Die Verfügung der Bezirksregierung in dieser Größenordnung einfach an die kreisangehörigen Kommunen durchzureichen, war für Landrat Hans-Jürgen Petrauschke keine Alternative: "Unsere Städte und Gemeinden arbeiten selbst bereits bis zum Anschlag in der Flüchtlingsunterbringung. Wir sitzen alle im gleichen Boot."

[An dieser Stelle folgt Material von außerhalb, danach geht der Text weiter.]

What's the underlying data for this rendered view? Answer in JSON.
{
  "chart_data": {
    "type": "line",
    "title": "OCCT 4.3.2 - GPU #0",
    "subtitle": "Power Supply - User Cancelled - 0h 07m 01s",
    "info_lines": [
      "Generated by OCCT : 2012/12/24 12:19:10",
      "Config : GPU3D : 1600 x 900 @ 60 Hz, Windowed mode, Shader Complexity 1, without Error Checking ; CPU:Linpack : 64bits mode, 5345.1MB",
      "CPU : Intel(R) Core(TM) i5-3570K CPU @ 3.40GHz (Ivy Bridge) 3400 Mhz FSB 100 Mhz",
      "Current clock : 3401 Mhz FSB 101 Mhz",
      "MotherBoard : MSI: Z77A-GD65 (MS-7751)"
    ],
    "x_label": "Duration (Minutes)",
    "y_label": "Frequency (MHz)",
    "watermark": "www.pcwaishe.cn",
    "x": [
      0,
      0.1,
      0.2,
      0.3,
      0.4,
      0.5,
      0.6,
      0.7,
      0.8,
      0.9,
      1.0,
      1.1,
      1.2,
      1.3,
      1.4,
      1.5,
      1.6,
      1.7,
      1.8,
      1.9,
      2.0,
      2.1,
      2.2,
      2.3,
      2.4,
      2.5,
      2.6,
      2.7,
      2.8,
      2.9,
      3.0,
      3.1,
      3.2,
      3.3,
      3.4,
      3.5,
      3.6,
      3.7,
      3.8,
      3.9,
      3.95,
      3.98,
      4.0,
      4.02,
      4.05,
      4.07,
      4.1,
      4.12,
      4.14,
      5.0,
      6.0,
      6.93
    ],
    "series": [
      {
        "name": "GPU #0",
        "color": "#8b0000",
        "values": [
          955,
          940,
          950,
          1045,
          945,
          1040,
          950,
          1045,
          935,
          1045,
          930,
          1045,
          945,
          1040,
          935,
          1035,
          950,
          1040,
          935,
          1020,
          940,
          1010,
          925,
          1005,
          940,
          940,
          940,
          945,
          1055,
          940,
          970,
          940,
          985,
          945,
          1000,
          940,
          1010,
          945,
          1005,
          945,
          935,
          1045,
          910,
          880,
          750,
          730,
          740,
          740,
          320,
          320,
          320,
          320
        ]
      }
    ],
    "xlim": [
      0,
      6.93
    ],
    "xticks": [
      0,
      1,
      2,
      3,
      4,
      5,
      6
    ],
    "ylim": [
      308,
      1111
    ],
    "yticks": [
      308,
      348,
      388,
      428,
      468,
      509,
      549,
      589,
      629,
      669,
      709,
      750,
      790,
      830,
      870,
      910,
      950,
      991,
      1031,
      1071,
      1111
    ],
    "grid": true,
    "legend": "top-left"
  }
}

Petrauschke wird kommende Woche die Bürgermeister erneut zu einem Krisen- und Koodinierungsgespräch ins Kreishaus einladen. Mit Hochdruck arbeiten Kreis und Kommunen angesichts zu erwartender, weiterer Eil-Verfügungen des Landes daran, weitere Quartiere für die Flüchtlingsunterbringung zu finden. Auch ein Ziel: die bisher belegten Turnhallen möglichst schnell wieder frei zu bekommen. Bis Februar sollen laut Bezirksregierung Düsseldorf die bestehenden Notunterkünfte vorgehalten werden. Doch niemand weiß genau, was die nächsten Tage und Wochen noch bringen werden.

Bürgertelefon

Die Kreisverwaltung richtet ab Montag ein Bürgertelefon unter der Rufnummer 02181/601-1000 von montags bis donnerstags, 7 bis 18 Uhr, und freitags bis 15.30 Uhr ein. Von Kleidungs- und Sachspenden bittet die Kreisverwaltung zunächst abzusehen, da man bedarfsgerecht auf die vollen Lager der Hilfsorganisationen zurückgreifen möchte.